El sonido de una rama rompe la magia, haciendo que vuelva a la realidad y, reuniendo todas mis fuerzas, me separe de él. Comienzo a mirar a mi alrededor, esperando que en cualquier momento aparezca alguien y comience a decirme lo mala persona que soy.
—Habrá sido un animal —dice mientras intenta poner su mano en mi cintura, pero lo esquivo haciendo que me mire con tristeza—. Julieta, yo...
—Esto es un error —replico cruzando mis brazos—. Tengo novio, lo estamos arreglando. No puedo echar por tierra tanto tiempo de relación y amistad. No puedo...
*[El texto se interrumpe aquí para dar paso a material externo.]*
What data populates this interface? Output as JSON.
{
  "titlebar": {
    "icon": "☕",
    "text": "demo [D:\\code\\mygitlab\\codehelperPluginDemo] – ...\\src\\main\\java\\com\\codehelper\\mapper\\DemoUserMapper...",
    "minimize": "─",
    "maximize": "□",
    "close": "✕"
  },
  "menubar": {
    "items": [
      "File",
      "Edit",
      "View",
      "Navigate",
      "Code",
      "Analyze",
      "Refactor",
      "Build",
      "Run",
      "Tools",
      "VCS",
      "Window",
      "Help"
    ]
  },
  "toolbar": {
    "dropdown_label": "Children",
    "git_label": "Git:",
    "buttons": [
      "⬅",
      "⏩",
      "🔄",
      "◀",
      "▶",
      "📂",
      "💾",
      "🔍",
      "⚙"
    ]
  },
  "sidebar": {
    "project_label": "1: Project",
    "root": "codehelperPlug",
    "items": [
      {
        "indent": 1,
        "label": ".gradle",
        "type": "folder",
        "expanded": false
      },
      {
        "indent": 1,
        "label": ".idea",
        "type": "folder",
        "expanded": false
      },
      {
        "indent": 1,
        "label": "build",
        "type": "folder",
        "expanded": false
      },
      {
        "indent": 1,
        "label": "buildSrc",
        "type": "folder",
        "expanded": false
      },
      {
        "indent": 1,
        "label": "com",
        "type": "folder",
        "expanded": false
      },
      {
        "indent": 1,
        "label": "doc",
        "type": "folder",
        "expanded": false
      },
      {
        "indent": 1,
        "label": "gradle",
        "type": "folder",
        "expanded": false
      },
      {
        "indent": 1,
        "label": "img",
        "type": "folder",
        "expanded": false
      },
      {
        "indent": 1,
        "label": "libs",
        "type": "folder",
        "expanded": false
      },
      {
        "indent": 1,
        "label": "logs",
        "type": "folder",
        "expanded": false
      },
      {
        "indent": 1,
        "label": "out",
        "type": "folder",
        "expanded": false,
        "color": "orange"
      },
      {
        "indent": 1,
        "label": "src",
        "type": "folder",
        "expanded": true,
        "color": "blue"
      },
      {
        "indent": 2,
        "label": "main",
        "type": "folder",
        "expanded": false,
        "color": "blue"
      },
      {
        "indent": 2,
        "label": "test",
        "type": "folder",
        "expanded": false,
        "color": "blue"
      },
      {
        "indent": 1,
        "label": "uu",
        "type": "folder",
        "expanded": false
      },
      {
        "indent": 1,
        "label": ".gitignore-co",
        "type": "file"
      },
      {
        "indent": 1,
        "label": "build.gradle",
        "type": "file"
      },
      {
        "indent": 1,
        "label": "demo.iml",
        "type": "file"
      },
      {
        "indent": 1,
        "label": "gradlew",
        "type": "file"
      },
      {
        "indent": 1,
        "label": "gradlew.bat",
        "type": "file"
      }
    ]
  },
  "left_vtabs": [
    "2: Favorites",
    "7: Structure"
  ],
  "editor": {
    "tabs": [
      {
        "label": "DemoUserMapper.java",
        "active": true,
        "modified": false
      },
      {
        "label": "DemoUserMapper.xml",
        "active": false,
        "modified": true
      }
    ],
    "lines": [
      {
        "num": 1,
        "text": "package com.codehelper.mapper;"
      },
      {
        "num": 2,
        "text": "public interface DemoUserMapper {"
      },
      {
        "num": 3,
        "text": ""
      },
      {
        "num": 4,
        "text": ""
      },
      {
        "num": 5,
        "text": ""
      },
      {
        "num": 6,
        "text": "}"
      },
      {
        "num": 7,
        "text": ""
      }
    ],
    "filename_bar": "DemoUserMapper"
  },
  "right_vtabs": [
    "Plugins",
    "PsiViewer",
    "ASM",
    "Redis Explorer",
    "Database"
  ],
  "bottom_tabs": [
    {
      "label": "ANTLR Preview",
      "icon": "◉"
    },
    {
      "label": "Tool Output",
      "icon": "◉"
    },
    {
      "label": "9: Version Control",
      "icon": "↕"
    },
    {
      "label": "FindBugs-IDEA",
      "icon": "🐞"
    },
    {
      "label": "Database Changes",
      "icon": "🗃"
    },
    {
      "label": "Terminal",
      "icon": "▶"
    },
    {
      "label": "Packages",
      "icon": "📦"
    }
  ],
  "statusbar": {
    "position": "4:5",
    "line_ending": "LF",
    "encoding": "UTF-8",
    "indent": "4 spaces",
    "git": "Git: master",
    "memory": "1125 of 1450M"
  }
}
Noto cómo mi cuerpo comienza a temblar. Las lágrimas acuden a mis ojos sin que pueda evitarlo. Martín, tras su segundo intento fallido por acercarse, se queda quieto, mirándome. No sabe qué hacer y no le culpo. Hasta yo entiendo que le estoy enviando señales contradictorias, pero no lo puedo evitar.
—Julieta...
—Creo que es mejor que te vayas.
Le veo dudar durante un segundo, pero la firmeza de mi voz no deja lugar a réplica. Recoge la máscara y el machete, lanzándome una última mirada, esperando alguna reacción por mi parte. Como esta no llega abandona el lugar en silencio y le veo alejarse.
Cuando estoy segura de que se ha marchado me siento en el columpio y comienzo a llorar.